The Evanston tax burden is
The Evanston tax burden is already significantly higher than the nearby suburbs. It’s time for the City Council to rein in the budget to make Evanston competitive.
Another horrible idea
Another horrible idea by the city manager that never should have been discussed in the first place. There was no justification for this at all.
This idea does not do any good for the landlords (adminstrative headache and added unncesssary fees), tenants (increasing in rents and they will be disturbed with more inspection), and to neighbors who has ‘issues’ with problem rental building by their homes because this inspection does not inspect bad tenants.
City inspector cites and ask the owners to fix peeling paints and replace batteries for smoke detectors. $40 inspection fees helps these inspectors to inspect for peeling paints and test smoke detectors and might potentially ease some impact of pension crisis since this $40 would be paying for adminstrative fees for inspection.

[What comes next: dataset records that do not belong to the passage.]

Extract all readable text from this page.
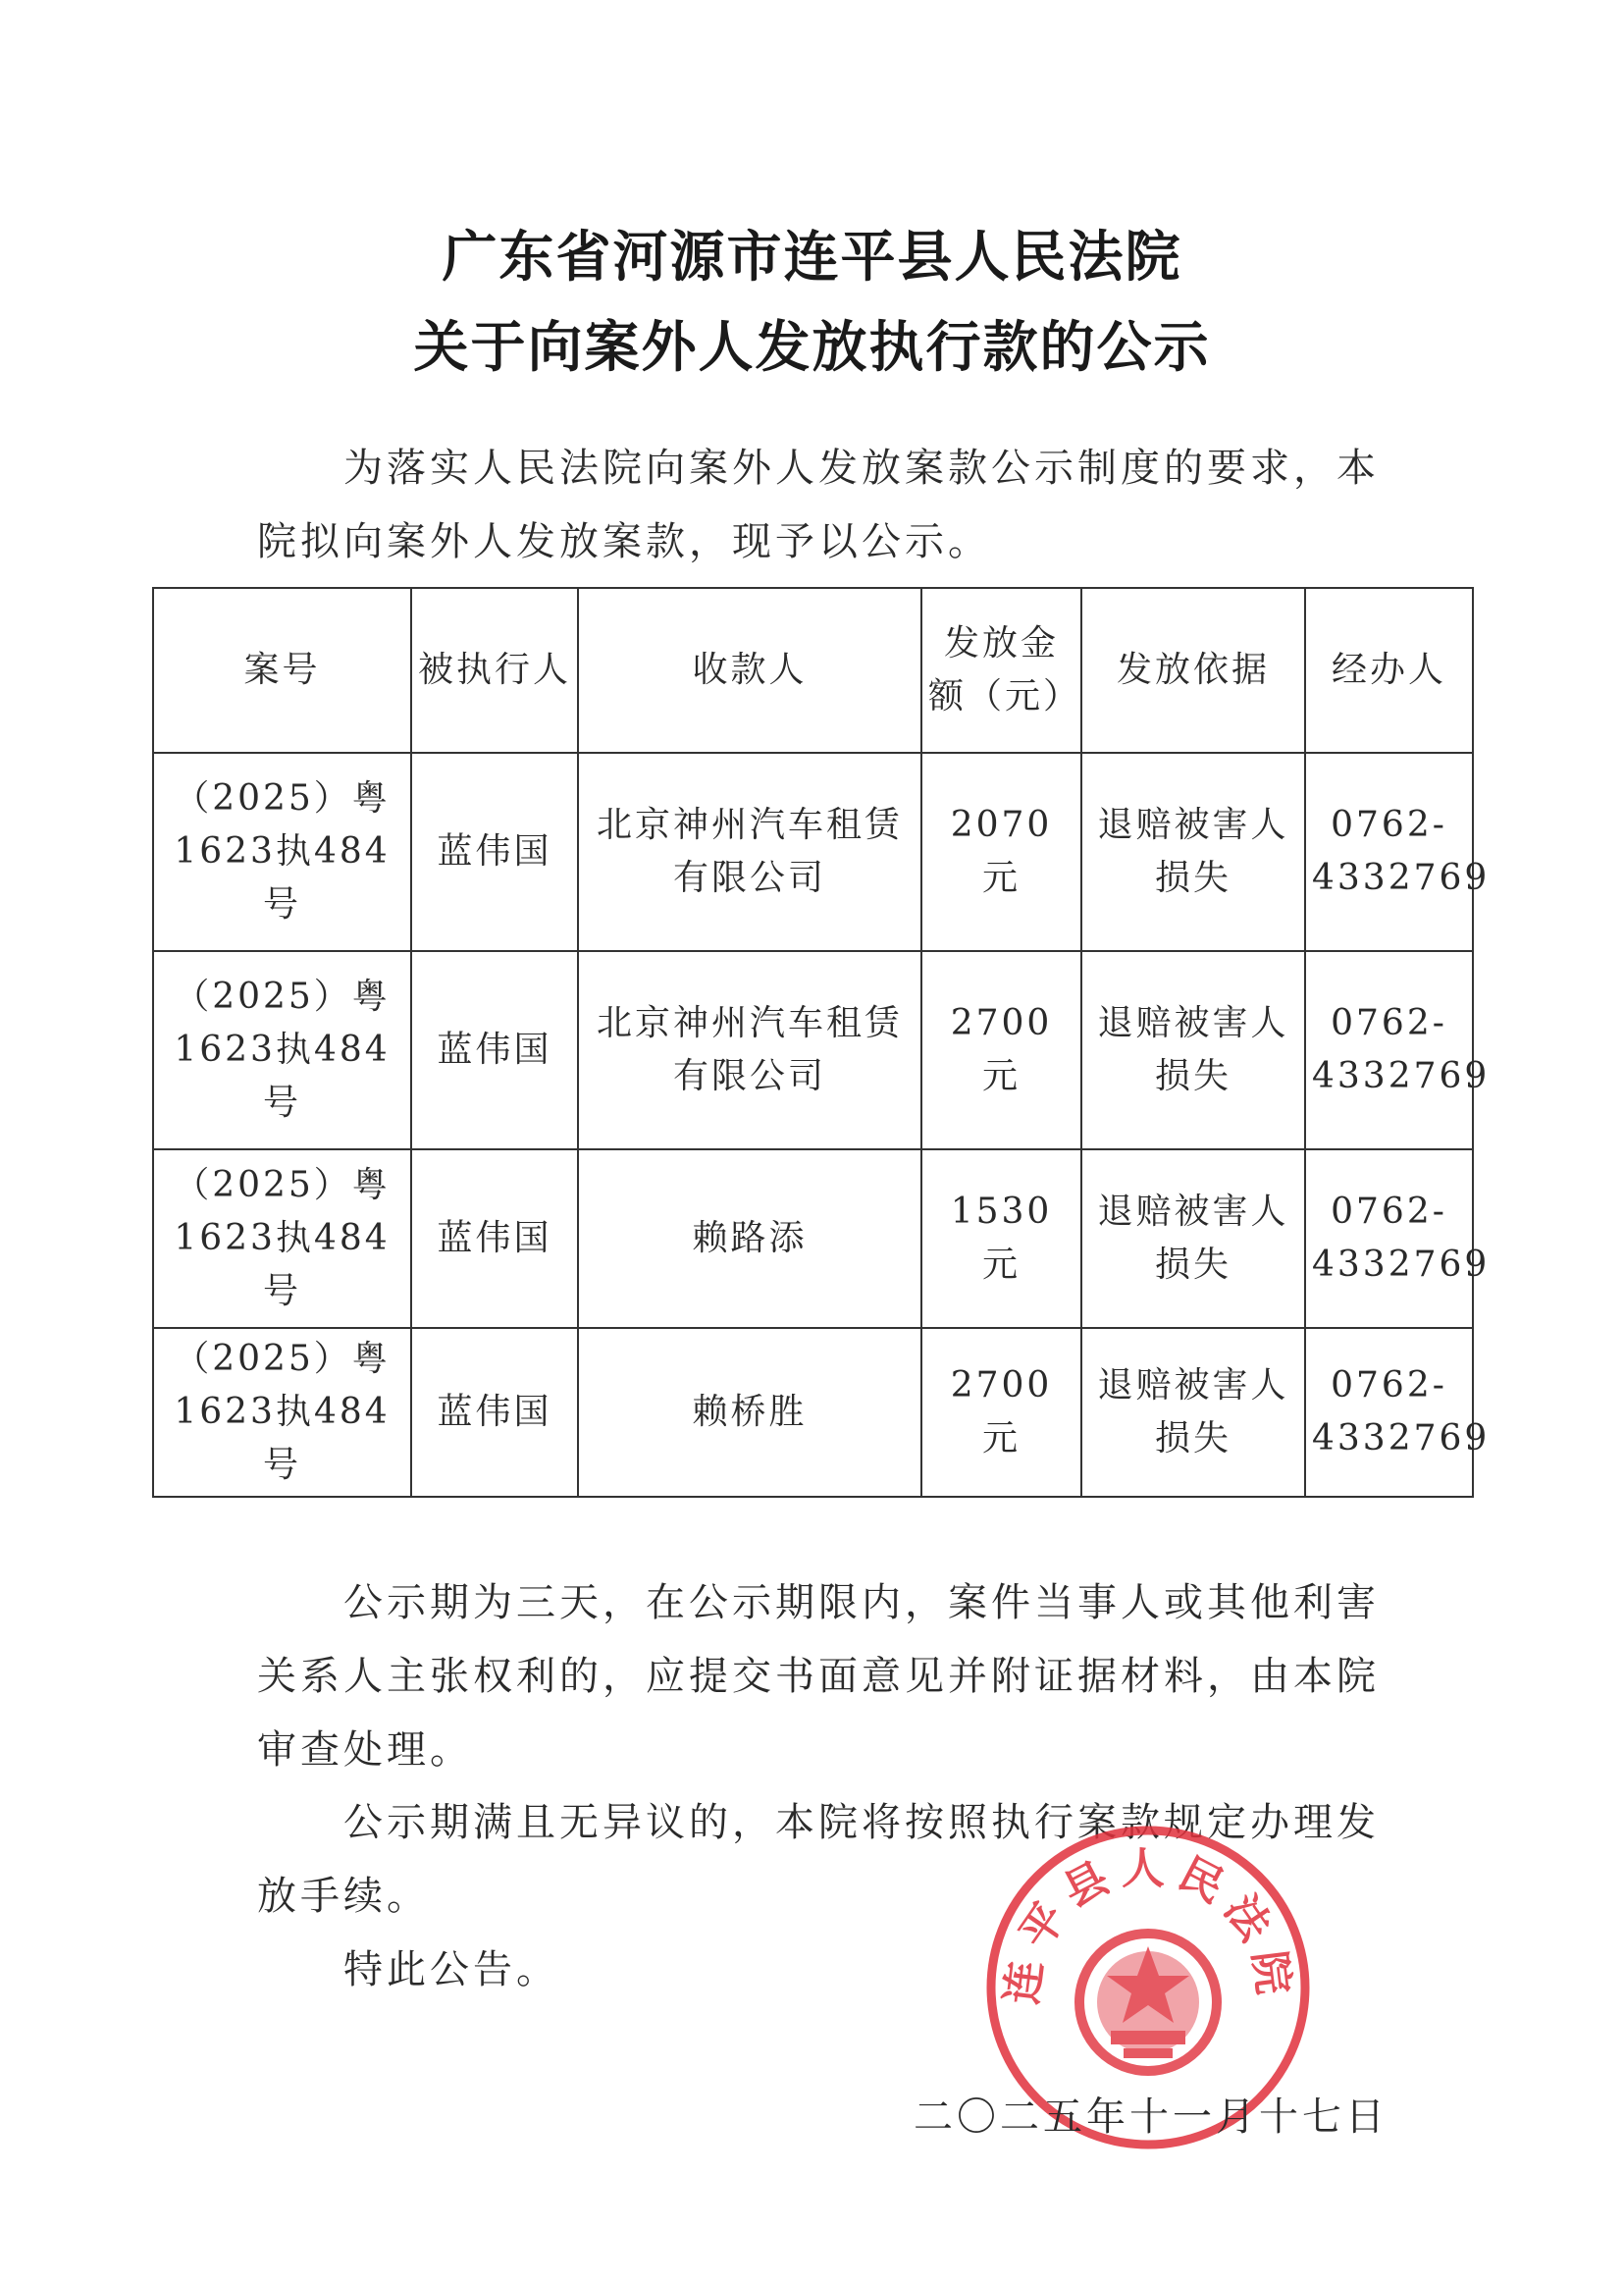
广东省河源市连平县人民法院
关于向案外人发放执行款的公示
为落实人民法院向案外人发放案款公示制度的要求，本院拟向案外人发放案款，现予以公示。
案号	被执行人	收款人	发放金额（元）	发放依据	经办人
（2025）粤1623执484号	蓝伟国	北京神州汽车租赁有限公司	2070 元	退赔被害人损失	0762-4332769
（2025）粤1623执484号	蓝伟国	北京神州汽车租赁有限公司	2700 元	退赔被害人损失	0762-4332769
（2025）粤1623执484号	蓝伟国	赖路添	1530 元	退赔被害人损失	0762-4332769
（2025）粤1623执484号	蓝伟国	赖桥胜	2700 元	退赔被害人损失	0762-4332769
公示期为三天，在公示期限内，案件当事人或其他利害关系人主张权利的，应提交书面意见并附证据材料，由本院审查处理。
公示期满且无异议的，本院将按照执行案款规定办理发放手续。
特此公告。	连平县人民法院
二〇二五年十一月十七日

Meanwhile the end result would have been landlords selling their properties (because of rising taxes and passing fees) which causes real estate markets in Evanston to suffer, tenants get increase in rents without really any added value of them being tenants, and neighbors will still be forced to live next to problem tenants who now have batteries in all of their smoke detectors and all the walls free from peeling paints.